The definition of impunity is “exemption from punishment or freedom from the injurious consequences of an action”.
By contrast, the definition of accountability describes accepting responsibility, either personally or publicly. Punishment may result, but accountability shows ownership and a willingness to admit mistakes or wrongdoing.
State accountability for wrongdoing is essential to building confidence in the rule of law. State impunity operates to undermine that confidence and render the rule of law meaningless. In our transitional society, emerging from conflict, that should be studiously avoided.However this week impunity reigns.
The state operating to proxy murder to others, in order to evade accountability, is an action in securing impunity for murder. Right now that policy of impunity is not a matter for the past, it is happening in 2016.
We are in an extraordinary position where revelations of collusion in the killings in Loughinisland, and their cover up; the killing of RUC Constable Colleen McMurray, and its cover up; the killings in the Ormeau Road bookies, and their cover up; the killing of Pat Finucane, and its cover up; the killings of RUC officers Harry Beckett and Gary Meyer, and their cover up; along with hundreds and hundreds of other appalling vistas, are being described without repentance by the British Secretary of State as pernicious anti-state narratives.
That description is the newest contribution to the active campaign of impunity that hallmarks British military policy in Ireland.
Collusion has gone from being dismissed as republican propaganda, to being evidenced and then ignored, to being evidenced and then used to attack the families themselves. The constant in it all of that is the attack on families’ truth and the protection of all and every state actor implicated.
In the discourse of how we deal with the past there is this intellectual concept of “competing narratives” of how the conflict was experienced. This convenient and comfortable assertion places every “narrative” of the past as equal. So a family banging on every door that has been slammed in their face to achieve the minimal amount of public acknowledgment of collusion, is then placed as exactly the same as a retired Assistant Chief Constable refusing to cooperate with the Police Ombudsman in order to hide wrongdoing, as merely a matter of “competing narratives”.
That concept is quite frankly middle class indulgence, wholly self-serving and absolutely a contribution to impunity.
And putting it in this box of academic discussion of the past, removed from the rule of law, lets others off the hook too. The utter silence this week from the Department of Justice and the minister is not only a disgrace, it is verging on misfeasance in public office.

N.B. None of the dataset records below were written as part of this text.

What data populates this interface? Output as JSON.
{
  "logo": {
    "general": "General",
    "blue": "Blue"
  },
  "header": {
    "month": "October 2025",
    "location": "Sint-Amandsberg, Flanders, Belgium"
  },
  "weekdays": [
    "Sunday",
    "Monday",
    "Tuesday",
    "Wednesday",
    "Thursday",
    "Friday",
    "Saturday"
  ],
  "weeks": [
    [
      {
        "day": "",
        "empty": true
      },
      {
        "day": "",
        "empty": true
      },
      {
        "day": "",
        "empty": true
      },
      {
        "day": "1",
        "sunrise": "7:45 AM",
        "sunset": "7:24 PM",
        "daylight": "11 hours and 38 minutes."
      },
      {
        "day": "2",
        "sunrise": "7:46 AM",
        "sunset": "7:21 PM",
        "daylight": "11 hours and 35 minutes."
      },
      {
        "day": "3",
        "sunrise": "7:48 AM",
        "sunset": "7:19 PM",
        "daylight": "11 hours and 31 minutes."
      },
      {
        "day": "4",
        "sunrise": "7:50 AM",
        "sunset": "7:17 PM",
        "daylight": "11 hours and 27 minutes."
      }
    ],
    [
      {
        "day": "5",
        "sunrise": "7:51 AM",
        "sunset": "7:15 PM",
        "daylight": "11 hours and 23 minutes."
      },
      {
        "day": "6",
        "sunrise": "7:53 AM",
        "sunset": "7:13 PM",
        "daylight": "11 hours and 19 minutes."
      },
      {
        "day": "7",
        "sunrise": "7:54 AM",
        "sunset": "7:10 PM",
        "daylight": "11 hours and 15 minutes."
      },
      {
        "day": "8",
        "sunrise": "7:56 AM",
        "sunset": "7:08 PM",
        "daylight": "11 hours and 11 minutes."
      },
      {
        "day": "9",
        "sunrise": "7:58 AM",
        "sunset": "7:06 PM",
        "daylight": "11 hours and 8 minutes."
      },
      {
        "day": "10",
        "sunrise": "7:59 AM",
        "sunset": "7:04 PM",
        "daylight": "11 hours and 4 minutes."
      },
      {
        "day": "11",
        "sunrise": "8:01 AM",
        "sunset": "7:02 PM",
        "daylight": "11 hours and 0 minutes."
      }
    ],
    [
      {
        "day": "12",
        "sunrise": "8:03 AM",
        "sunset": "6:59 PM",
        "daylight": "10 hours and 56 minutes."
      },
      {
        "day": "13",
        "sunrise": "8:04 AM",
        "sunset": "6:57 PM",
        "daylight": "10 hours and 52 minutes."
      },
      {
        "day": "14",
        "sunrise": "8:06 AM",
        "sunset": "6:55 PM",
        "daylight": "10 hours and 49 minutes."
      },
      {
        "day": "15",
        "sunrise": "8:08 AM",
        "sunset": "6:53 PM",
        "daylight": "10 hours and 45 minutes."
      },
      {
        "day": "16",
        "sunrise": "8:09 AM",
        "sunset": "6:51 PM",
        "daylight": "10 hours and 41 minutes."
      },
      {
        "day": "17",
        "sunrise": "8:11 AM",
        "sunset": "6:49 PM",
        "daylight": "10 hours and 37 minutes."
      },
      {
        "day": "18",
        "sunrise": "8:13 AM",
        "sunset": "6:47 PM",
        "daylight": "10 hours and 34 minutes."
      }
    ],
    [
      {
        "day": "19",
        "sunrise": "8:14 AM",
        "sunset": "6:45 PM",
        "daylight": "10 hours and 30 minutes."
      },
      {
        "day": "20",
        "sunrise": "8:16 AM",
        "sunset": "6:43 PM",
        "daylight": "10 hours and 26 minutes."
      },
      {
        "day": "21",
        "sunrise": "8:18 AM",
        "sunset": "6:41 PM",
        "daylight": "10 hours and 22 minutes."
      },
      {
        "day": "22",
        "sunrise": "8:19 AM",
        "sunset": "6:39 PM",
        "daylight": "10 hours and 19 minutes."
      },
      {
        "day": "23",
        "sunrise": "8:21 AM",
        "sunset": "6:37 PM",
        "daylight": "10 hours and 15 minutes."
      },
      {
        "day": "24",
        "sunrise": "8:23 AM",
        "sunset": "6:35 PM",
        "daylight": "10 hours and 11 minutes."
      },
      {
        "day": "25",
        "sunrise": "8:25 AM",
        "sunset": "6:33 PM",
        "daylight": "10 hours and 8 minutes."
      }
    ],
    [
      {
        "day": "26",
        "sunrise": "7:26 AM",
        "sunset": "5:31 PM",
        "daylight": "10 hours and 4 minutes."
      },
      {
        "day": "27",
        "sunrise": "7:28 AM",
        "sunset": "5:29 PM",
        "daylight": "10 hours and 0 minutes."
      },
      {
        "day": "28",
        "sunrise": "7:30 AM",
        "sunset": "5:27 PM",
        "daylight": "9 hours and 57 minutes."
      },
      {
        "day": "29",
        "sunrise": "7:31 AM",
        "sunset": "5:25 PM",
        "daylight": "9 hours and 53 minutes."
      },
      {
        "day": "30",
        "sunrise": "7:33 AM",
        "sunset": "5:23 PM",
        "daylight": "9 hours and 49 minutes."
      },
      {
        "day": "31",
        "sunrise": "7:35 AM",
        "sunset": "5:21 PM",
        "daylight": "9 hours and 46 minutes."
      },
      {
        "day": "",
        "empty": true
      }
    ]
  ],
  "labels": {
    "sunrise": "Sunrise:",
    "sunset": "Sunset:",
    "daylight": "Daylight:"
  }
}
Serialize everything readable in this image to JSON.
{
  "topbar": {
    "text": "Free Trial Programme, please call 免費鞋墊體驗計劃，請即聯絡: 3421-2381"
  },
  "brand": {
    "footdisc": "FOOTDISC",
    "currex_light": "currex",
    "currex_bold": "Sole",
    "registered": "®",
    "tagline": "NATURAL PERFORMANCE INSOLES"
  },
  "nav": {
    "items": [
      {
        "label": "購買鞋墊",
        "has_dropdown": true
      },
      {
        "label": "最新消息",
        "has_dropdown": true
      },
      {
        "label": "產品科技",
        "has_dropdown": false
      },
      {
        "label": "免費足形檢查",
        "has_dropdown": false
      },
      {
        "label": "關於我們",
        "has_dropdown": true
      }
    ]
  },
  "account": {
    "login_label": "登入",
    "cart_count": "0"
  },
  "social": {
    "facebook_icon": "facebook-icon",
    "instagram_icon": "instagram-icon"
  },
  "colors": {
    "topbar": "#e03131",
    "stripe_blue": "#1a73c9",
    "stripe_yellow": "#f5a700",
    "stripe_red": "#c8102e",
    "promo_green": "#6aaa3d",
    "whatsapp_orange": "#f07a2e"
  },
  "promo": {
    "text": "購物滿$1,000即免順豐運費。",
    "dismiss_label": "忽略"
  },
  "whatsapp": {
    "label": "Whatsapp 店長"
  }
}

And what of the DUP? What of their association with the Ulster Resistance? Is that the inconvenient truth that dare not speak its name? DUP impunity from accountability for the shipment of South African weapons is clearly the unwritten rule of the media day.
The entire approach tells victims of state collusion to expect less. To expect a moment of acknowledgment but never expect accountability or justice. Families are asked to accept impunity for state actors or be accused of being “pernicious”.
This is not a matter of “dealing with the past” it is a current matter of confidence in the rule of law and those who execute it.